Color is a sensation caused by the interaction of a light source, an object (ink on paper) and an observer (you). If any of these variables change, so does the color. If a goal is consistent color, then these variables or factors need to be controlled and standardized. For now, let’s just discuss the light source.
The international standard for viewing condition in the printing industry is called ISO 3664. The current version is from 2009. It specifies many technical parameters concerning lighting, such as chromaticity or color temperature, intensity or brightness, evenness, surround, and others.

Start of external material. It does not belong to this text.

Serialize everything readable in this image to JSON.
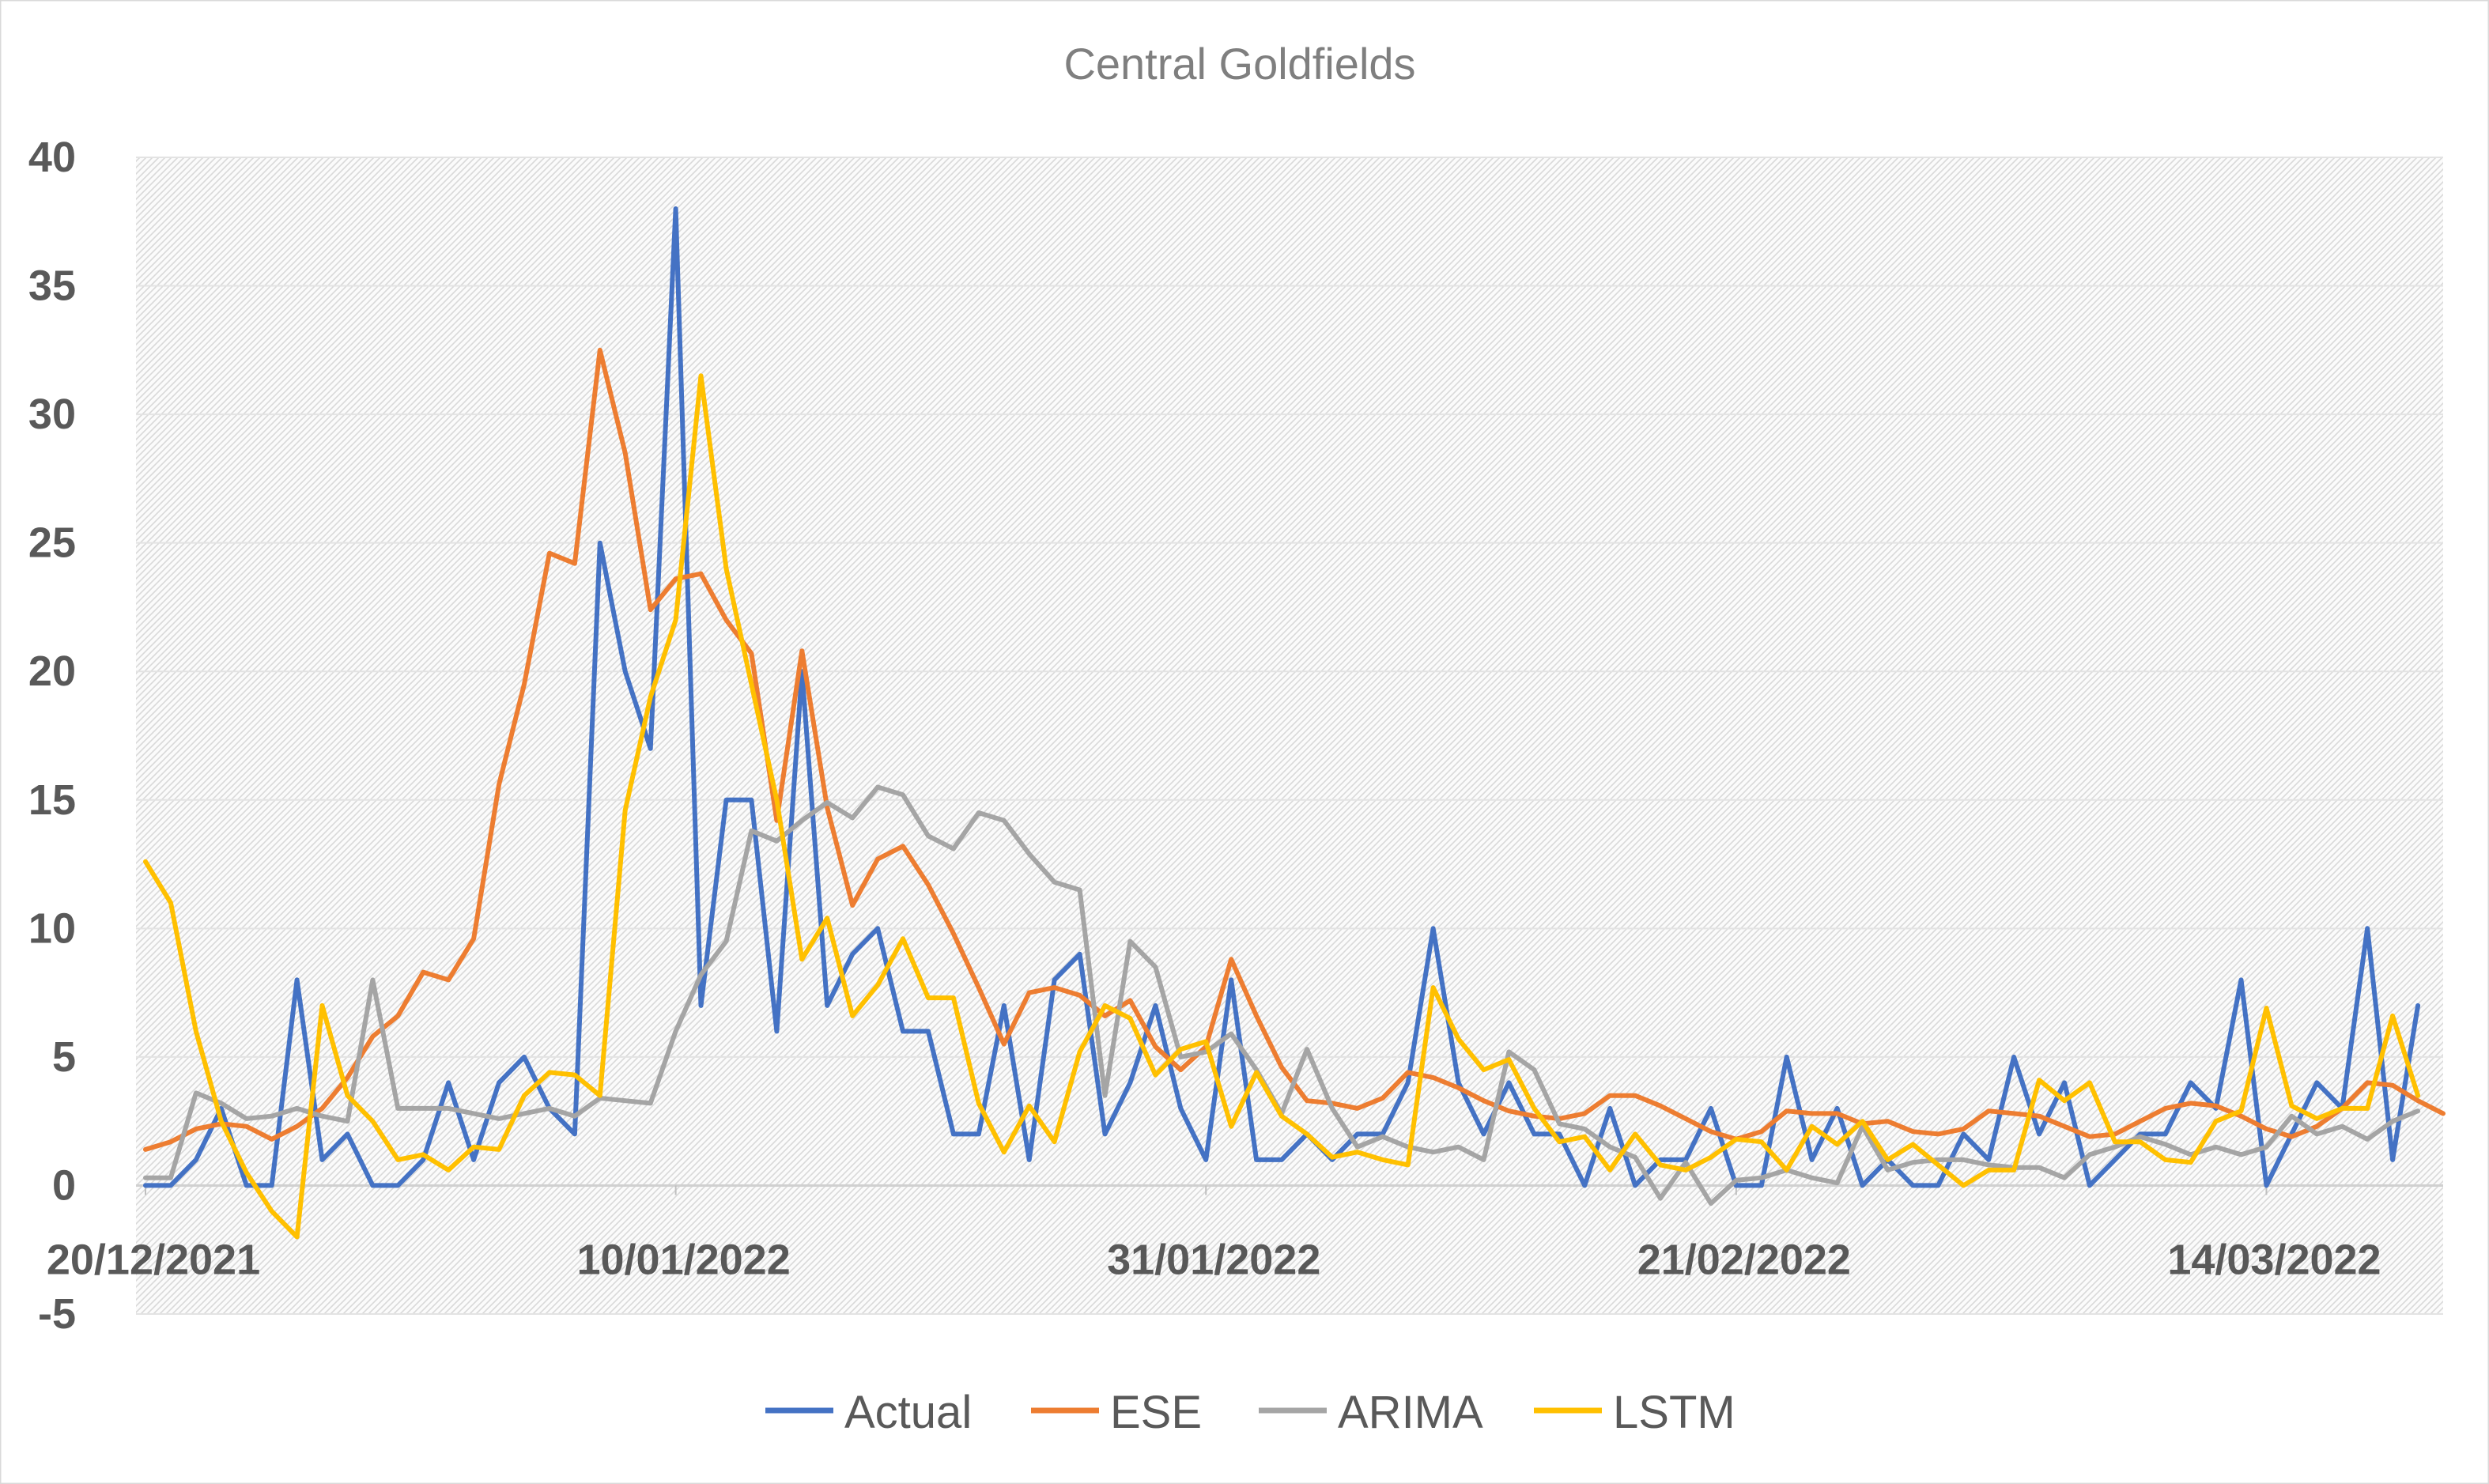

At TBN Direct, our printing press consoles are equipped with the proper lighting according to this ISO standard. However, if our customers do not have this same lighting condition, then when you view the proof or press sheet, the color may look different than when we view the proof or press sheet. The technical term for this is called metameric or metamerism. It means two things that look the same under one light look completely different under another light. For example, when purchasing clothing inside a store under fluorescent lighting, the color may not appear the same when viewed at home under incandescent lighting or outdoors under daylight.
Pantone realizes the importance of proper lighting conditions and the effect it has on viewing colors. They now include in their formula guide books, a light indicator at the very back. When the two metameric stripes match the lighting color is correct for daylight or D50 (meaning daylight at 5,000 Kelvin). If they don’t match, we shouldn’t be using this light for critical color evaluation and judgment.